Advertisement
Mushroom Velouté
Delicious Mushroom Cream Soup: A Savory Delight
If you're looking for a comforting bowl of rich and creamy mushroom soup, look no further! This recipe presents a tantalizing blend of robust flavors that will satisfy your cravings. Let's gather our ingredients and get started!
Cooking Time
Preparation Time: 25 minutes
Cooking Time: 30 minutes
Total Time: 55 minutes
Yields: 4 hearty servings
Ingredients
- 9 tablespoons extra-virgin olive oil, divided
- 1 pound cremini mushrooms, sliced (about 6 cups)
- 7 ounces shiitake mushrooms, sliced (about 3 cups)
- 1 large yellow onion, chopped (about 2 cups)
- 4 large garlic cloves, minced (about 4 teaspoons)
- 1/3 cup dry sherry
- 6 cups vegetable broth, divided
- 1 tablespoon fresh thyme leaves, plus extra for garnishing
- 1 tablespoon ground shiitake mushrooms (optional)
- 1/2 teaspoons kosher salt, plus more to taste
- 1/4 teaspoon black pepper, plus additional for garnish
- 1/2 cup heavy cream
Cooking Instructions
Start by heating 1/4 cup of olive oil in a large Dutch oven over high heat. Toss in the sliced cremini mushrooms, and let them sear undisturbed for 8 to 10 minutes until the underside is beautifully browned. Stir occasionally until the mushrooms are evenly browned, about another 5 minutes, then transfer them to a plate using a slotted spoon, keeping the flavorful oil in the pot.
Next, add 3 tablespoons of oil to the Dutch oven. Introduce the shiitake mushrooms and cook undisturbed until they develop a nice brown crust on one side, for about 3 minutes. Stir and continue cooking until they are evenly browned, roughly another 3 minutes, before moving them to the plate with the cremini mushrooms.
With the mushrooms set aside, pour the remaining 2 tablespoons of oil into the Dutch oven over medium heat. Add the chopped onion and sauté, stirring often, until the onions become tender, about 6 to 8 minutes. Incorporate the minced garlic and cook for an additional 2 minutes until fragrant. Pour in the dry sherry, stirring well to deglaze the pot and dissolve any flavorful bits stuck to the bottom, cooking until the liquid reduces by half in about 1 minute.
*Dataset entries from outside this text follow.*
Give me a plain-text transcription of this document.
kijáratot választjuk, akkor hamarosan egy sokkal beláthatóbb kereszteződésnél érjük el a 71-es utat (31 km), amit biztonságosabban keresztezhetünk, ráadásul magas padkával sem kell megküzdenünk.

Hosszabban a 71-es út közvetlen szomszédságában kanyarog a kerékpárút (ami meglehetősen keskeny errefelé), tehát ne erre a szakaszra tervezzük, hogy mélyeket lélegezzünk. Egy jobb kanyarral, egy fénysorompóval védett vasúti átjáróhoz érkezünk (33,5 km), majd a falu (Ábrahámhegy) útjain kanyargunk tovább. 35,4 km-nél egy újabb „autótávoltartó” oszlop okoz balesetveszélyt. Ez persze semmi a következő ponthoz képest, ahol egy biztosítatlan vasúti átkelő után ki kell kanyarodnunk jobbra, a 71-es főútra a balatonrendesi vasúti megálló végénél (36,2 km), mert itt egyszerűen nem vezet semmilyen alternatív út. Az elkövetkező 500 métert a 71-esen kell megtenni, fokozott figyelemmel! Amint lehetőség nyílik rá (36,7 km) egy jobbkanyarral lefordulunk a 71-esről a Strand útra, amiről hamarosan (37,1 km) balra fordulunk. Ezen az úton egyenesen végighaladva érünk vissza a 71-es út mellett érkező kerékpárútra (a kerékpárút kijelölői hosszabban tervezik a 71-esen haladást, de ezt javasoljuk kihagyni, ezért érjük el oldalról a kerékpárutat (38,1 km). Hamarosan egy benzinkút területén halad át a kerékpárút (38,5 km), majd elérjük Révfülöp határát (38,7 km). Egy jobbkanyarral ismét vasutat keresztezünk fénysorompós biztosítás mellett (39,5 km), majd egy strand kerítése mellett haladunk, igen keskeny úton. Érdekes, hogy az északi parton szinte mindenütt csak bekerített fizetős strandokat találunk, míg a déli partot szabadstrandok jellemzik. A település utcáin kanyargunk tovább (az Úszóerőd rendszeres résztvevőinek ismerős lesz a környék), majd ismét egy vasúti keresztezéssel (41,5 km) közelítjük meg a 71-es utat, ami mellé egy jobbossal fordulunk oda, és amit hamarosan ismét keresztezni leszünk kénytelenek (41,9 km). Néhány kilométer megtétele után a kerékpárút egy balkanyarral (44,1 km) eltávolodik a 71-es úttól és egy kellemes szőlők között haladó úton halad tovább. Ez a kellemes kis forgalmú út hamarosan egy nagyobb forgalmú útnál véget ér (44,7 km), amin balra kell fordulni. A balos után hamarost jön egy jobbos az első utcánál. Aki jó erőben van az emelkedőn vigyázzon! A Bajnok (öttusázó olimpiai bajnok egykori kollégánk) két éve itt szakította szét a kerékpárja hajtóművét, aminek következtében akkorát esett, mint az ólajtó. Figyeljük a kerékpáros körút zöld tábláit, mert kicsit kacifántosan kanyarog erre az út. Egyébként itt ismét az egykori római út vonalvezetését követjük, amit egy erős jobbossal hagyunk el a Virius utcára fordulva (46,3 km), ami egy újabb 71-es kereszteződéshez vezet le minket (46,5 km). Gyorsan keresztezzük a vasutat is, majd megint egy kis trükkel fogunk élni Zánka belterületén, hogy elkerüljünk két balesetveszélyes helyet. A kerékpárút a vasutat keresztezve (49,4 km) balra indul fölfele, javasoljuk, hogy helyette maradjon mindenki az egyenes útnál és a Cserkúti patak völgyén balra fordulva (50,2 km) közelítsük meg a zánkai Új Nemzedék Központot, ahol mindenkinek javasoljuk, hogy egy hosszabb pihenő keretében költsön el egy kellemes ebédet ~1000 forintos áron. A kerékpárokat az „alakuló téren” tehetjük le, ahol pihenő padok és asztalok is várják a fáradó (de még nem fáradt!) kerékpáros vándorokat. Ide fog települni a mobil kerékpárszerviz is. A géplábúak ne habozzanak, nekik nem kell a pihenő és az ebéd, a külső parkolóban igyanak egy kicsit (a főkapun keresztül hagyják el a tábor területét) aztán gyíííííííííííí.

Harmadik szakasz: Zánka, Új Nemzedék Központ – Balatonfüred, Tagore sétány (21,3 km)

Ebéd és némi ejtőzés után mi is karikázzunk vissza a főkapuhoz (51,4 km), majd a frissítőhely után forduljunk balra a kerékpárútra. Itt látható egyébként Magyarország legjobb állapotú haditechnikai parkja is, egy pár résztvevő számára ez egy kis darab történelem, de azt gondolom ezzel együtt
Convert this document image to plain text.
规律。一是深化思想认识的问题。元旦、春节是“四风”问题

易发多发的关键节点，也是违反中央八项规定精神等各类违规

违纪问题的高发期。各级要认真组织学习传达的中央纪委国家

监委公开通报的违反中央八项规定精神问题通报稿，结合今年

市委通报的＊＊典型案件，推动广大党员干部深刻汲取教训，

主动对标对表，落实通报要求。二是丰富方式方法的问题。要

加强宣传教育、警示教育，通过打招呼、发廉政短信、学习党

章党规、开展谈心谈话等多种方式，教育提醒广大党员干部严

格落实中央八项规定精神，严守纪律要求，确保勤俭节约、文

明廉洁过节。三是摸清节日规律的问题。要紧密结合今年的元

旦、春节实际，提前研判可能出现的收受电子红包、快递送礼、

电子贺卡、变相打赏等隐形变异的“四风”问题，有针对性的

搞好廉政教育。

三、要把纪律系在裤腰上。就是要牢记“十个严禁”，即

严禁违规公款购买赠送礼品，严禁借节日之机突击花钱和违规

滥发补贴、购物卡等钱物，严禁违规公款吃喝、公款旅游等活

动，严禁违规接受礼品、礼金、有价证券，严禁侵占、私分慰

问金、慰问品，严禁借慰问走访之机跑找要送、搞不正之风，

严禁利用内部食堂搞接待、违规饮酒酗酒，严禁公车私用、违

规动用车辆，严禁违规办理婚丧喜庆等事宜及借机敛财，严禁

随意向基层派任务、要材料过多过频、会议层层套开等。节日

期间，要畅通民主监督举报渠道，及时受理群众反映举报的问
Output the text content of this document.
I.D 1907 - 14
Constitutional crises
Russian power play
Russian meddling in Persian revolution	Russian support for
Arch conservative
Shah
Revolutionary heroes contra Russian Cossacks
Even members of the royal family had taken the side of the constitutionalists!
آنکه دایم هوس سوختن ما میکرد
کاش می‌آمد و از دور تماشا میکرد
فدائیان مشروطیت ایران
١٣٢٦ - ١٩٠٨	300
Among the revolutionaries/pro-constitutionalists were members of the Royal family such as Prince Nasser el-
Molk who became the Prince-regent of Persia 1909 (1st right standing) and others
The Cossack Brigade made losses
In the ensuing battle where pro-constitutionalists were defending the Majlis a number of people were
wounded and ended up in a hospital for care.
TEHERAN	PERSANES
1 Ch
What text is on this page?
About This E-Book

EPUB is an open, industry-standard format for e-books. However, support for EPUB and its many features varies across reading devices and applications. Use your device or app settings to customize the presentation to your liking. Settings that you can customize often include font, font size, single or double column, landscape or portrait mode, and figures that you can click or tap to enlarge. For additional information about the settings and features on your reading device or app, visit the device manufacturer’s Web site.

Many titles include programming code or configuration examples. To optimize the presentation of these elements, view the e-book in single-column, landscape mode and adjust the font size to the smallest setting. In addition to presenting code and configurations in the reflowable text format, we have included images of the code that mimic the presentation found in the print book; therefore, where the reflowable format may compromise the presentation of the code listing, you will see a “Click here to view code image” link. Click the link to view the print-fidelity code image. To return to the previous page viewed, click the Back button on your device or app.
It's time to combine! Pour in 5 cups of vegetable broth, add the thyme leaves, ground shiitake mushrooms (if using), and season with salt and pepper. Stir in 2 cups of the browned mushrooms, saving the remaining half cup for decoration later. Bring the mixture to a gentle simmer over medium heat, allowing it to cook uncovered for approximately 15 minutes to let the flavors meld together. Remove from heat.
For a silky texture, transfer 3 cups of the soup to a blender. Secure the lid, removing the center piece to let steam escape, and cover with a clean towel. Blend until smooth, about 1 minute. Return this creamy mixture back to the Dutch oven with the rest of the soup. Gradually stir in the heavy cream and the last cup of broth, adding a quarter cup at a time until the soup reaches your desired consistency. Season with more salt to taste.
Finally, serve the piping-hot soup in bowls, garnishing each with the reserved browned mushrooms, fresh thyme leaves, and an extra dusting of black pepper. Enjoy the warmth and heartiness of this exceptional cream of mushroom soup!
Pairing Suggestions
This comforting mushroom soup can serve as a fulfilling main course, but you can elevate the dining experience by pairing it with gooey grilled cheese sandwiches for a delightful dipping experience. The combination is simply irresistible!
Storage Tips
If you have leftovers, store the soup in an airtight container in the refrigerator where it will last up to three days. Reheat gently before serving for the best flavor.